Friday 16 May 2014

Whatever Love is by Rosie Rushton

As part of my celebration of all things Mansfield, here are my thoughts on a book a read last year. Whatever Love is? is part of a series updating Jane Austen's classic stories for a younger audience, and is an updated version of Mansfield Park. I've always thought that this can't be an easy title to update when you consider she is very passive by modern standards but I felt that Rosie Rushton did an excellent job.

18 year old Frankie Price has been living with her adoptive aunt's family for the past few years since her mother has mental health issues. She's very much the poor relation as her Aunt has married a rich man who has a successful clothing business. Frankie doesn't really fit in with her privileged, pretty spoiled, rich cousins. The one she feels closest to is Ned, who is a couple of years her senior. Frankie has romantic feelings towards Ned (this is not as weird as it sounds, as they are not related and the Aunts for years have stressed that they're not related to Mrs Price and her children).

A problem with foreign suppliers sends Frankie's adoptive uncle abroad and while he's gone his children end up preparing to perform at a music festival, in the company of the Crawfords, a brother and sister who are step-siblings of one of Frankie's friends.

One thing I really liked about this book were the quotes from Mansfield Park at the beginning of each chapter. These were relevant to the chapter at hand and highlighted which aspects were tying back to Mansfield Park. Many of the events from MP are represented; Fanny's horse riding exercise becomes Frankie's driving practice, the play becomes the music festival etc.
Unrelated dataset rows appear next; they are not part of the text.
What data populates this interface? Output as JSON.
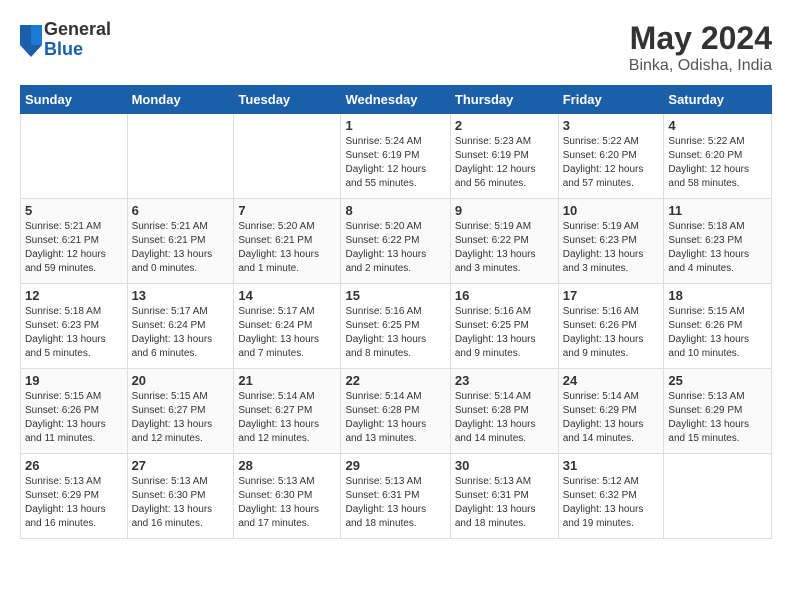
{
  "header": {
    "logo_general": "General",
    "logo_blue": "Blue",
    "title": "May 2024",
    "subtitle": "Binka, Odisha, India"
  },
  "days_of_week": [
    "Sunday",
    "Monday",
    "Tuesday",
    "Wednesday",
    "Thursday",
    "Friday",
    "Saturday"
  ],
  "weeks": [
    [
      {
        "day": "",
        "info": ""
      },
      {
        "day": "",
        "info": ""
      },
      {
        "day": "",
        "info": ""
      },
      {
        "day": "1",
        "info": "Sunrise: 5:24 AM\nSunset: 6:19 PM\nDaylight: 12 hours\nand 55 minutes."
      },
      {
        "day": "2",
        "info": "Sunrise: 5:23 AM\nSunset: 6:19 PM\nDaylight: 12 hours\nand 56 minutes."
      },
      {
        "day": "3",
        "info": "Sunrise: 5:22 AM\nSunset: 6:20 PM\nDaylight: 12 hours\nand 57 minutes."
      },
      {
        "day": "4",
        "info": "Sunrise: 5:22 AM\nSunset: 6:20 PM\nDaylight: 12 hours\nand 58 minutes."
      }
    ],
    [
      {
        "day": "5",
        "info": "Sunrise: 5:21 AM\nSunset: 6:21 PM\nDaylight: 12 hours\nand 59 minutes."
      },
      {
        "day": "6",
        "info": "Sunrise: 5:21 AM\nSunset: 6:21 PM\nDaylight: 13 hours\nand 0 minutes."
      },
      {
        "day": "7",
        "info": "Sunrise: 5:20 AM\nSunset: 6:21 PM\nDaylight: 13 hours\nand 1 minute."
      },
      {
        "day": "8",
        "info": "Sunrise: 5:20 AM\nSunset: 6:22 PM\nDaylight: 13 hours\nand 2 minutes."
      },
      {
        "day": "9",
        "info": "Sunrise: 5:19 AM\nSunset: 6:22 PM\nDaylight: 13 hours\nand 3 minutes."
      },
      {
        "day": "10",
        "info": "Sunrise: 5:19 AM\nSunset: 6:23 PM\nDaylight: 13 hours\nand 3 minutes."
      },
      {
        "day": "11",
        "info": "Sunrise: 5:18 AM\nSunset: 6:23 PM\nDaylight: 13 hours\nand 4 minutes."
      }
    ],
    [
      {
        "day": "12",
        "info": "Sunrise: 5:18 AM\nSunset: 6:23 PM\nDaylight: 13 hours\nand 5 minutes."
      },
      {
        "day": "13",
        "info": "Sunrise: 5:17 AM\nSunset: 6:24 PM\nDaylight: 13 hours\nand 6 minutes."
      },
      {
        "day": "14",
        "info": "Sunrise: 5:17 AM\nSunset: 6:24 PM\nDaylight: 13 hours\nand 7 minutes."
      },
      {
        "day": "15",
        "info": "Sunrise: 5:16 AM\nSunset: 6:25 PM\nDaylight: 13 hours\nand 8 minutes."
      },
      {
        "day": "16",
        "info": "Sunrise: 5:16 AM\nSunset: 6:25 PM\nDaylight: 13 hours\nand 9 minutes."
      },
      {
        "day": "17",
        "info": "Sunrise: 5:16 AM\nSunset: 6:26 PM\nDaylight: 13 hours\nand 9 minutes."
      },
      {
        "day": "18",
        "info": "Sunrise: 5:15 AM\nSunset: 6:26 PM\nDaylight: 13 hours\nand 10 minutes."
      }
    ],
    [
      {
        "day": "19",
        "info": "Sunrise: 5:15 AM\nSunset: 6:26 PM\nDaylight: 13 hours\nand 11 minutes."
      },
      {
        "day": "20",
        "info": "Sunrise: 5:15 AM\nSunset: 6:27 PM\nDaylight: 13 hours\nand 12 minutes."
      },
      {
        "day": "21",
        "info": "Sunrise: 5:14 AM\nSunset: 6:27 PM\nDaylight: 13 hours\nand 12 minutes."
      },
      {
        "day": "22",
        "info": "Sunrise: 5:14 AM\nSunset: 6:28 PM\nDaylight: 13 hours\nand 13 minutes."
      },
      {
        "day": "23",
        "info": "Sunrise: 5:14 AM\nSunset: 6:28 PM\nDaylight: 13 hours\nand 14 minutes."
      },
      {
        "day": "24",
        "info": "Sunrise: 5:14 AM\nSunset: 6:29 PM\nDaylight: 13 hours\nand 14 minutes."
      },
      {
        "day": "25",
        "info": "Sunrise: 5:13 AM\nSunset: 6:29 PM\nDaylight: 13 hours\nand 15 minutes."
      }
    ],
    [
      {
        "day": "26",
        "info": "Sunrise: 5:13 AM\nSunset: 6:29 PM\nDaylight: 13 hours\nand 16 minutes."
      },
      {
        "day": "27",
        "info": "Sunrise: 5:13 AM\nSunset: 6:30 PM\nDaylight: 13 hours\nand 16 minutes."
      },
      {
        "day": "28",
        "info": "Sunrise: 5:13 AM\nSunset: 6:30 PM\nDaylight: 13 hours\nand 17 minutes."
      },
      {
        "day": "29",
        "info": "Sunrise: 5:13 AM\nSunset: 6:31 PM\nDaylight: 13 hours\nand 18 minutes."
      },
      {
        "day": "30",
        "info": "Sunrise: 5:13 AM\nSunset: 6:31 PM\nDaylight: 13 hours\nand 18 minutes."
      },
      {
        "day": "31",
        "info": "Sunrise: 5:12 AM\nSunset: 6:32 PM\nDaylight: 13 hours\nand 19 minutes."
      },
      {
        "day": "",
        "info": ""
      }
    ]
  ]
}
There are some differences too - the characters of Mrs Norris and Maria Bertram (Nerys and Mia) were massively more likeable than in Mansfield Park, and something that was largely glossed over in the original, the fact that Sir Thomas had slaves contributing to his fortune, is explored here a bit more, with Mr Bertram discovering that his clothing is being stitched by child labour and other unfair working practices in Mexico. Also, in Mansfield Park I felt there was a very strong nature/nurture debate which isn't present in this book.

There were other aspects that were different, but I felt kept Austen's themes intact; characters such as Henry and Mary Crawford are probably much more appealing to a modern audience than they would have been at the time and Fanny can be hard to identify with because she's so low-key. However, here Henry is a charming slime bag, his sister Alice is amusing but shallow and although Frankie is not accustomed to putting her needs first she's not a complete doormat and we see a lot of her thoughts, which helps the reader identify with her. The end of the book is wrapped up quite abruptly, which is a nod back to MP I could have done without to be honest, I'd have liked a bit more detail!

To get the full experience of reading Mansfield Park you are obviously better off reading the book itself rather than an update, but to get the gist of it, particularly for a younger reader, this book is a really worthy update.


  1. Great review, Ceri! How good you are to be honoring the Mansfield Park Bicentennial this year! I didn't make plans to do anything yet...:/ Poor MP is such a dark horse! Loved your review! Thank you for sharing! I laughed out loud over your comment about how the book ended abruptly. :) So true! Are you planning any other Mansfield Park reads this year? I'd definitely recommend The Beresfords if you haven't already read it.

    1. Thanks Meredith! I feel bad for Mansfield Park, it's such a good book but it's so much less popular! I thought I'd try and read some MP-inspired works but it's so hard, there is almost nothing out there. I consulted the oracle (your website!) which helped me compile a list of potential reads. It looks as though a high proportion of MP books are YA, not sure why. My list includes 'The Beresfords' because I saw your review, it's one I haven't read yet.